Our in vivo results confirm in principle the measurement of peripheral doses in the anthropomorphic phantom [37]. The influences of the different radiation techniques on secondary malignancy rates could be explored through retrospective analyses in the future.
The results of our study are only representative of small PTVs (in our study, up to ca. 350 cm3). Whether our results are transferable to cases of larger volumes is uncertain. Further investigations with larger volumes are necessary.
The results of Bennett et al. [37] support the thesis that whole-body low-dose exposure is also lower in the case of a larger PTV (e.g. head and neck tumors) during TOMO than in step-and-shoot IMRT.

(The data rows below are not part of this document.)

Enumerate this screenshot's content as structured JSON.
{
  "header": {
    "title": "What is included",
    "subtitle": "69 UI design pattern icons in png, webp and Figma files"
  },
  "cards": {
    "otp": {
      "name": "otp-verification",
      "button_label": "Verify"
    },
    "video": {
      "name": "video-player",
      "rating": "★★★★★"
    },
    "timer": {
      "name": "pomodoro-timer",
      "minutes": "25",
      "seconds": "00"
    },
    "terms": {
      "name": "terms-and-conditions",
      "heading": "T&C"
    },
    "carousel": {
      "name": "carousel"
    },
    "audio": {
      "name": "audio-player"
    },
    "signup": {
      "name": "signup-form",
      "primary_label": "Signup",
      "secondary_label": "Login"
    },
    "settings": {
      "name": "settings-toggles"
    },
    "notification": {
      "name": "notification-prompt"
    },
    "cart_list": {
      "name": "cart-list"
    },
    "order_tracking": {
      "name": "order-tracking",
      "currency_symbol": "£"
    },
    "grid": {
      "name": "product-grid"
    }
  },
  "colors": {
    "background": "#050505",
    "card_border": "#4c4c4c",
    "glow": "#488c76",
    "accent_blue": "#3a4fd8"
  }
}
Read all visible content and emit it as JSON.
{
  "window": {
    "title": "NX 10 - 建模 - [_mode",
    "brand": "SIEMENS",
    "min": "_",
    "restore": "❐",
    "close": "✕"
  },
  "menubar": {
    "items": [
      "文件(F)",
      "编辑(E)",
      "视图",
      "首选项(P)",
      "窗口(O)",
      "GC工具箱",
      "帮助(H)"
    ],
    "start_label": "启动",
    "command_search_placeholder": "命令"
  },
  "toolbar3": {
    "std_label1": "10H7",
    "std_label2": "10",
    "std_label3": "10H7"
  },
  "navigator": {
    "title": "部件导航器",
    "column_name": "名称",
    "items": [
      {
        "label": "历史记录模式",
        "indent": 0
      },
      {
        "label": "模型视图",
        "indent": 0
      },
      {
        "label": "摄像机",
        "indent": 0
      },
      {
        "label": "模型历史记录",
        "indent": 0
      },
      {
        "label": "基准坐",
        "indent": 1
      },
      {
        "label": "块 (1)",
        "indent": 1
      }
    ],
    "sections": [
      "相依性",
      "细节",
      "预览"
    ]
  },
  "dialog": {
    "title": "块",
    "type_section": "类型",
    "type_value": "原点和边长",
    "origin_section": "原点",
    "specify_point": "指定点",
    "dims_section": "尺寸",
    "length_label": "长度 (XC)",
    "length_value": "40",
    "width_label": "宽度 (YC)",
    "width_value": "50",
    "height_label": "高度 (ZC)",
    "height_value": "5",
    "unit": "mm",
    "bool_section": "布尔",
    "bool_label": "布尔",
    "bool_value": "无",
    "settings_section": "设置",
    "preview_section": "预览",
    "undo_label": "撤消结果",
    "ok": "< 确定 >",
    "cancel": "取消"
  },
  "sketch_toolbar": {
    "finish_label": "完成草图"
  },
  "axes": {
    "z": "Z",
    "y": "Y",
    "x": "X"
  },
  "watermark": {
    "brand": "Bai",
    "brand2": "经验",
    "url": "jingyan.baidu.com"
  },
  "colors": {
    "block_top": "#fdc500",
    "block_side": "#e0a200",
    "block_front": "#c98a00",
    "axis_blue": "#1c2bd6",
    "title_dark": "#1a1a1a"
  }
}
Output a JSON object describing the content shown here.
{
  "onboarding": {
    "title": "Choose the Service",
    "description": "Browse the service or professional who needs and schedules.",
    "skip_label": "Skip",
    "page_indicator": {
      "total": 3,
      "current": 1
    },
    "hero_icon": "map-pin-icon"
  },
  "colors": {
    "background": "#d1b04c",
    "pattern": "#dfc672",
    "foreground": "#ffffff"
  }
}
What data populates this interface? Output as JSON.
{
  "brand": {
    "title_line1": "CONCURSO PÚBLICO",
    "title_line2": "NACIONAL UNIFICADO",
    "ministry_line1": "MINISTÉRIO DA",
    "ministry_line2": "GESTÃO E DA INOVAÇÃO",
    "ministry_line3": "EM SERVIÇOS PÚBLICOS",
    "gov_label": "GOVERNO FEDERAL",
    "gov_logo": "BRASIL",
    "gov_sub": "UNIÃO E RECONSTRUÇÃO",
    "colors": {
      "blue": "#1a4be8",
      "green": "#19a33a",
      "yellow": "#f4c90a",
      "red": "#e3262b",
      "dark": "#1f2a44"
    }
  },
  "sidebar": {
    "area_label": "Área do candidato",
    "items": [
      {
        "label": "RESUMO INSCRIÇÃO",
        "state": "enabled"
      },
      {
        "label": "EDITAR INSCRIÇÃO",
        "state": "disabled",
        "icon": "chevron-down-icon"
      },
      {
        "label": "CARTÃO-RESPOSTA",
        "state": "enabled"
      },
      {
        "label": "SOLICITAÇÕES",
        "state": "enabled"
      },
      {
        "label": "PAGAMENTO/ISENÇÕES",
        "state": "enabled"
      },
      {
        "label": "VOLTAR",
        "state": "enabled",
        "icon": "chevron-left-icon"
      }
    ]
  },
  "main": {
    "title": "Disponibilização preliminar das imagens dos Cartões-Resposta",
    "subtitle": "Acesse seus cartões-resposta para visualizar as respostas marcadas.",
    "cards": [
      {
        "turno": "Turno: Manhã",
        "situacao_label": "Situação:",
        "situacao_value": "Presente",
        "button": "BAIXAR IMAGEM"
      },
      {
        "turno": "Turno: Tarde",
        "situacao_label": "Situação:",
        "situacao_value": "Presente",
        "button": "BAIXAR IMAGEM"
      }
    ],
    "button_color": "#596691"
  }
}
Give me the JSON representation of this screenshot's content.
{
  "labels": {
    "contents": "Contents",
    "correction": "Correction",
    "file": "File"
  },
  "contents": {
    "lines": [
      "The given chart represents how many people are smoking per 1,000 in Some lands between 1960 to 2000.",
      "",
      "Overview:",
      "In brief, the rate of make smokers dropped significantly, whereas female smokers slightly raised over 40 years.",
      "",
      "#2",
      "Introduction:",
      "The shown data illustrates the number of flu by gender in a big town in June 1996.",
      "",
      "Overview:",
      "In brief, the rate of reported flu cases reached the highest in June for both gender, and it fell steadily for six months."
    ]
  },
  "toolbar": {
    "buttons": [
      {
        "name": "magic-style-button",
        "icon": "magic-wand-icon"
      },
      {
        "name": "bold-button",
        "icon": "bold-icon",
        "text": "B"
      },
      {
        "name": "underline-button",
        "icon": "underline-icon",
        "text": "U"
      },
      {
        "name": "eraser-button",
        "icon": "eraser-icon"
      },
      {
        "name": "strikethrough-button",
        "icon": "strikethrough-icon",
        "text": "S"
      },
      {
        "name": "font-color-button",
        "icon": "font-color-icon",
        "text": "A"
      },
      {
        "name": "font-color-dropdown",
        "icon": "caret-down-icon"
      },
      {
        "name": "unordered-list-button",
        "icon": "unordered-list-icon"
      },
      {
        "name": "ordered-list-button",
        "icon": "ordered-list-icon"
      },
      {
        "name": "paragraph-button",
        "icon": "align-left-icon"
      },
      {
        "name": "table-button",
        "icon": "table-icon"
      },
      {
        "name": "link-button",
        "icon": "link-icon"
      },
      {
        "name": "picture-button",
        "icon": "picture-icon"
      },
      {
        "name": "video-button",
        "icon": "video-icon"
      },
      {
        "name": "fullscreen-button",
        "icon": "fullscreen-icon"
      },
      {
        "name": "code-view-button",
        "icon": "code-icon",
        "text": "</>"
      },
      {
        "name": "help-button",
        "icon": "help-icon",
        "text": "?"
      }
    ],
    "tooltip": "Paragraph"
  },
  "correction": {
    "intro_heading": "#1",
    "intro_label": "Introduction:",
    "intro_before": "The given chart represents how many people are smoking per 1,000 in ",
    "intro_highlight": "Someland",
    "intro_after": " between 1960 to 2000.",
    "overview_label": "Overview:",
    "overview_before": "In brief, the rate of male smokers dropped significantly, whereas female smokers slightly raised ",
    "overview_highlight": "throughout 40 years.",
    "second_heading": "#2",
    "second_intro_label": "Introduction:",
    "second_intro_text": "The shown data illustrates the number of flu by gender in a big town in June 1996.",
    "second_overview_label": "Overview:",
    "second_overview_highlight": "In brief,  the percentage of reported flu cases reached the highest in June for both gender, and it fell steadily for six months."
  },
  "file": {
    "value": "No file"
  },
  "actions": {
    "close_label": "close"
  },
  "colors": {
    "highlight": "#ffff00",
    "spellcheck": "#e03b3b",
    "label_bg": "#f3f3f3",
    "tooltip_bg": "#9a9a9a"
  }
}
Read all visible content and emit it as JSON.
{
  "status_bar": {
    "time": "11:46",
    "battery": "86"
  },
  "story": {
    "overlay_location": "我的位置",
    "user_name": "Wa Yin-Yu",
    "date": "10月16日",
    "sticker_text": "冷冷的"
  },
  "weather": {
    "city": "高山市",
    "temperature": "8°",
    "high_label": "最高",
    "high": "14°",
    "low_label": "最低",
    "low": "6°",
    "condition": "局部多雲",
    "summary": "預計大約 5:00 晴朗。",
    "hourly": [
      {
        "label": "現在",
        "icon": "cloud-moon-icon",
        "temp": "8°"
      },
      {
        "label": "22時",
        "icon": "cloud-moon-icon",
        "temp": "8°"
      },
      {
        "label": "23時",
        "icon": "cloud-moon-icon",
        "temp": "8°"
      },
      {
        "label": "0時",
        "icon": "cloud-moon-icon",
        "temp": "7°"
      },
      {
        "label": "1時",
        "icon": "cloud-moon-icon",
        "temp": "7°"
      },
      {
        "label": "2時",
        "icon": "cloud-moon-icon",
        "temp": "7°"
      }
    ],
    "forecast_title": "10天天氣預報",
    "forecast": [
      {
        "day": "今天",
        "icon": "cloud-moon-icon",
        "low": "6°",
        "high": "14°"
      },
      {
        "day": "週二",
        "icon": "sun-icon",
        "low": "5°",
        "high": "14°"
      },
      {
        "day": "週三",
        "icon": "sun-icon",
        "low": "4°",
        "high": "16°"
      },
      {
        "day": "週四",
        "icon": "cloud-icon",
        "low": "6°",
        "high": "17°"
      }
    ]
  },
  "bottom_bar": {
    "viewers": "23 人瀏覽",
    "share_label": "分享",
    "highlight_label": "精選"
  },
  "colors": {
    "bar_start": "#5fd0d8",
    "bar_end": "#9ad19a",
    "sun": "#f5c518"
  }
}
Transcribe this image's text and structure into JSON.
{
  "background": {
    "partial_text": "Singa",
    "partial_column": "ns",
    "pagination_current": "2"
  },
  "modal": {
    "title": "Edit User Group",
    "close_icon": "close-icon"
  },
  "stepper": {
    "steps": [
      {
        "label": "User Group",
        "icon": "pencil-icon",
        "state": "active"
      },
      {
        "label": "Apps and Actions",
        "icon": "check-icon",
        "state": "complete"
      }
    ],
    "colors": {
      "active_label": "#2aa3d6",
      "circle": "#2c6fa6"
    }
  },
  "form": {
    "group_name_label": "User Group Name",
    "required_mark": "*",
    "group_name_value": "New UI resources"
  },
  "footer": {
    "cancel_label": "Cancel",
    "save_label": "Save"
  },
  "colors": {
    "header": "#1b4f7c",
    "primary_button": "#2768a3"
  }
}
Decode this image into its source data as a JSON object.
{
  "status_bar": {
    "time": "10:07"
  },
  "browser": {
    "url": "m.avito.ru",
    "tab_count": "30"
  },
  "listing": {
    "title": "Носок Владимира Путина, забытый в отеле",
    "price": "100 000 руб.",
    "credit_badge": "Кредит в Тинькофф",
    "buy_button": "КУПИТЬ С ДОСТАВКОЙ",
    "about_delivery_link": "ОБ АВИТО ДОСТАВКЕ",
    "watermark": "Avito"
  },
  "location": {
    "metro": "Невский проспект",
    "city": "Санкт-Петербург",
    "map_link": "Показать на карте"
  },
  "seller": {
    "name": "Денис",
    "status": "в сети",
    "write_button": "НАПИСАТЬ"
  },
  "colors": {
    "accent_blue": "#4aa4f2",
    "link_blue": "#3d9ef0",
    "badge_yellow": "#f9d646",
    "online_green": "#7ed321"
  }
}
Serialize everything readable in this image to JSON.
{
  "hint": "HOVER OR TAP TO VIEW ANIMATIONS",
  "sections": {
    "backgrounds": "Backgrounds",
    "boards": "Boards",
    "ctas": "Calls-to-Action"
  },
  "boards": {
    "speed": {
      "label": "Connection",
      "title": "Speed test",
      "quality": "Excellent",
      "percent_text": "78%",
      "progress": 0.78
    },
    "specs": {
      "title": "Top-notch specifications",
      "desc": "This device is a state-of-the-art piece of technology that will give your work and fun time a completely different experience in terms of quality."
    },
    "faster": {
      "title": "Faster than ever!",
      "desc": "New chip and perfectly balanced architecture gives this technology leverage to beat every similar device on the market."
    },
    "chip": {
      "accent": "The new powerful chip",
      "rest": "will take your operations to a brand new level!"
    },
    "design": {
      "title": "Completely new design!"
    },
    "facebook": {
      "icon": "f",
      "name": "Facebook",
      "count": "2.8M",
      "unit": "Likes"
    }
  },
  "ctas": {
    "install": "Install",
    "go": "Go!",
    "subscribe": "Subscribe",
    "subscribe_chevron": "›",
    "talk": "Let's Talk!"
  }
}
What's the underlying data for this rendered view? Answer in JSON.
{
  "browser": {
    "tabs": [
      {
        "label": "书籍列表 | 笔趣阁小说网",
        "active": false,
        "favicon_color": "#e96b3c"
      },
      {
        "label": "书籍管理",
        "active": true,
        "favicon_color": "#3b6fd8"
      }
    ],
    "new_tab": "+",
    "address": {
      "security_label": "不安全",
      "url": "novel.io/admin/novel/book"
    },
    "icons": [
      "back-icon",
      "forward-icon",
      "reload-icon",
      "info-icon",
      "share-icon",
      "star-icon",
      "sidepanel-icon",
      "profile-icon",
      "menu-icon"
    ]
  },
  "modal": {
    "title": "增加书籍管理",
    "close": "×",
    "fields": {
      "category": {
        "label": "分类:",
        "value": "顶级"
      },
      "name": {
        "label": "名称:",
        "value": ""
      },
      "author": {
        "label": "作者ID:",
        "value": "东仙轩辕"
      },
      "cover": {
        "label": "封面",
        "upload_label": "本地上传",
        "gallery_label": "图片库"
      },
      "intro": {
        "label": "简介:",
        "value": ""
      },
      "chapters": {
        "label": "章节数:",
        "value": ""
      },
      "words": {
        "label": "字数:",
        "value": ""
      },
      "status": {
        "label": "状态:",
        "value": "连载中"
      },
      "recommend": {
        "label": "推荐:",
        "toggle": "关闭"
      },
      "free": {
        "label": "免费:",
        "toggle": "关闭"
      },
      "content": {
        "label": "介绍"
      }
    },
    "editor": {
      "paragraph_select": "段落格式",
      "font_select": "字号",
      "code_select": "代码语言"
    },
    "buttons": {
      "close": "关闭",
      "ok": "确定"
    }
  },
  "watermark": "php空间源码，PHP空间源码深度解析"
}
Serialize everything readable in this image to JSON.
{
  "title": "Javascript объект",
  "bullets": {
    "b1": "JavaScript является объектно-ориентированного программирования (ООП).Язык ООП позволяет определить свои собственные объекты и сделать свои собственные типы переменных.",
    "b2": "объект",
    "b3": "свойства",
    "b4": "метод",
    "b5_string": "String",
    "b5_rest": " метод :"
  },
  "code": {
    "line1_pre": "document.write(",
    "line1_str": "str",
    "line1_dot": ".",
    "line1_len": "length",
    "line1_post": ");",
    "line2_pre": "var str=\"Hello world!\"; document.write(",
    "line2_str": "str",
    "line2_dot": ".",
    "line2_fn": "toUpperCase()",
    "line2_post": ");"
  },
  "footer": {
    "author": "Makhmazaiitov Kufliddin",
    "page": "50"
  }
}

With respect to its limits, the in vivo method of measuring the dose distribution by gamma-H2AX foci in lymphocytes and creating a dose–lymphocyte histogram can help to estimate differences in whole body dosimetry between different irradiation techniques.
CONCLUSION
In summary, TOMO causes low-dose exposure of a smaller fraction of a patients's lymphocytes relative to the entire body compared with the step-and-shoot-IMRT in radiotherapy of the prostate gland. Differences in the constructional buildup of the different linear-accelerator systems, e.g. a flattening filter, may be the cause of this variation.
FUNDING
The authors all confirm that there has been no funding to support the research for this paper. Funding to pay the Open Access publication charges for this article was provided by Dr med. F.Z.